Government Guidelines Target Emerging Superbug
The government warned hospitals and doctors Thursday to use antibiotics more sparingly to slow the development of germs impervious to anything medicine can hurl at them.
The overuse of antibiotics has been blamed for the dangerous proliferation of drug-resistant strains of bacteria. Antibiotics kill weak bacteria and leave the strongest to reproduce.
“This is a national problem, a significant crisis,” said Dr. Walter Hierholzer of Yale-New Haven Hospital, chairman of the government advisory committee that developed the recommendations.
The guidelines from the Centers for Disease Control and Prevention focus on hospitals, where patients are most likely to catch the superbugs.

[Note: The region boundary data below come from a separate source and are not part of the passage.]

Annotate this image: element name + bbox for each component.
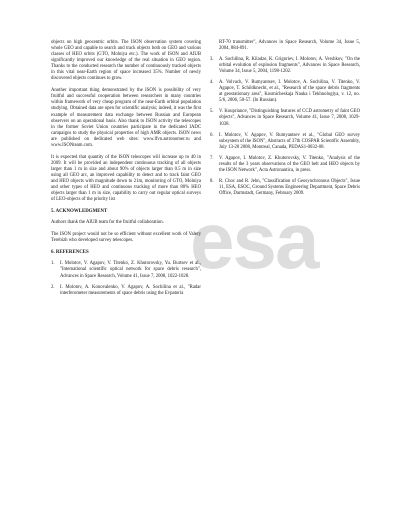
body-paragraph: objects on high geocentric orbits. The ISON observation system covering whole GEO and capable to search and track objects both on GEO and various classes of HEO orbits (GTO, Molniya etc.). The work of ISON and AIUB significantly improved our knowledge of the real situation in GEO region. Thanks to the conducted research the number of continuously tracked objects in this vital near-Earth region of space increased 35%. Number of newly discovered objects continues to grow. [51, 40, 201, 82]
reference-continuation [210, 40, 360, 52]
body-paragraph: It is expected that quantity of the ISON telescopes will increase up to 40 in 2009. It will be provided an independent continuous tracking of all objects larger than 1 m in size and about 90% of objects larger than 0.5 m in size using all GEO arc, an improved capability to detect and to track faint GEO and HEO objects with magnitude down to 21m, monitoring of GTO, Molniya and other types of HEO and continuous tracking of more than 80% HEO objects larger than 1 m in size, capability to carry out regular optical surveys of LEO-objects of the priority list [51, 154, 201, 203]
reference-item [210, 133, 360, 151]
reference-text: I. Molotov, V. Agapov, V. Titenko, Z. Khutorovsky, Yu. Burtsev et al., "International scientific optical network for space debris research", Advances in Space Research, Volume 41, Issue 7, 2008, 1022-1028. [60, 261, 201, 279]
reference-list [51, 261, 201, 296]
acknowledgment-heading: 5. ACKNOWLEDGMENT [51, 209, 108, 215]
reference-text: A. Volvach, V. Rumyantsev, I. Molotov, A. Sochilina, V. Titenko, V. Agapov, T. Schildknecht, et al., "Research of the space debris fragments at geostationary area", Kosmicheskaja Nauka i Tekhnologiya, v. 12, no. 5/6, 2006, 50-57. (In Russian). [219, 80, 360, 104]
acknowledgment-paragraph: The ISON project would not be so efficient without excellent work of Valery Terebizh who developed survey telescopes. [51, 232, 201, 244]
right-column [210, 40, 360, 202]
esa-watermark-logo: esa [190, 196, 318, 285]
reference-item [51, 261, 201, 279]
reference-number: 2. [51, 284, 55, 290]
reference-text: A. Sochilina, R. Kiladze, K. Grigoriev, I. Molotov, A. Vershkov, "On the orbital evolution of explosion fragments", Advances in Space Research, Volume 34, Issue 5, 2004, 1198-1202. [219, 57, 360, 75]
acknowledgment-paragraph: Authors thank the AIUB team for the fruitful collaboration. [51, 220, 164, 226]
reference-number: 8. [210, 178, 214, 184]
body-paragraph: Another important thing demonstrated by the ISON is possibility of very fruitful and successful cooperation between researchers in many countries within framework of very cheap program of the near-Earth orbital population studying. Obtained data are open for scientific analysis; indeed, it was the first example of measurement data exchange between Russian and European observers on an operational basis. Also thank to ISON activity the telescopes in the former Soviet Union countries participate in the dedicated IADC campaigns to study the physical properties of high AMR objects. ISON news are published on dedicated web sites: www.lfvn.astronomer.ru and www.ISONteam.com. [51, 88, 201, 148]
left-column [51, 40, 201, 302]
reference-number: 5. [210, 109, 214, 115]
reference-item [210, 179, 360, 197]
reference-text: V. Agapov, I. Molotov, Z. Khutorovsky, V. Titenko, "Analysis of the results of the 3 years observations of the GEO belt and HEO objects by the ISON Network", Acta Astronautica, in press. [219, 155, 360, 173]
reference-item [210, 57, 360, 75]
reference-number: 1. [51, 261, 55, 267]
reference-number: 6. [210, 132, 214, 138]
reference-text: I. Molotov, V. Agapov, V. Rumyantsev et al., "Global GEO survey subsystem of the ISON", Abstracts of 37th COSPAR Scientific Assembly, July 13-20 2008, Montreal, Canada, PEDAS1-0032-08. [219, 132, 360, 150]
reference-item [51, 285, 201, 297]
reference-text: R. Choc and R. Jehn, "Classification of Geosynchronous Objects", Issue 11, ESA, ESOC, Ground Systems Engineering Department, Space Debris Office, Darmstadt, Germany, February 2009. [219, 178, 360, 196]
reference-text: I. Molotov, A. Konovalenko, V. Agapov, A. Sochilina et al., "Radar interferometer measurements of space debris using the Evpatoria [60, 284, 201, 296]
reference-item [210, 80, 360, 104]
reference-number: 7. [210, 155, 214, 161]
reference-number: 4. [210, 80, 214, 86]
reference-item [210, 156, 360, 174]
reference-item [210, 109, 360, 127]
reference-text: V. Kouprianov, "Distinguishing features of CCD astrometry of faint GEO objects", Advances in Space Research, Volume 41, Issue 7, 2008, 1029-1038. [219, 109, 360, 127]
reference-text: RT-70 transmitter", Advances in Space Research, Volume 34, Issue 5, 2004, 884-891. [219, 40, 360, 52]
references-heading: 6. REFERENCES [51, 250, 89, 256]
reference-number: 3. [210, 57, 214, 63]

Some strains of the bacteria enterococci are even resistant to vancomycin, the antibiotic of last resort. Occasionally, these germs cause lethal bloodstream infections. However, they are usually a danger to only the sickest patients, whose immune systems are already weakened.
The guidelines:
Hospital labs should periodically test patients for vancomycin-resistant enterococci, or VRE.
Hospitals should isolate VRE-infected patients and make health care workers who treat them wear protective clothing.
Hospitals should improve simple housekeeping because VRE can live on dirty telephones, walls and patient charts.
Doctors shouldn’t prescribe antibiotics for viral illnesses, such as colds, because antiobiotics work only against bacteria.
Doctors shouldn’t prescribe antibiotics in low doses. Weak doses merely slow down the bugs and help create superbugs.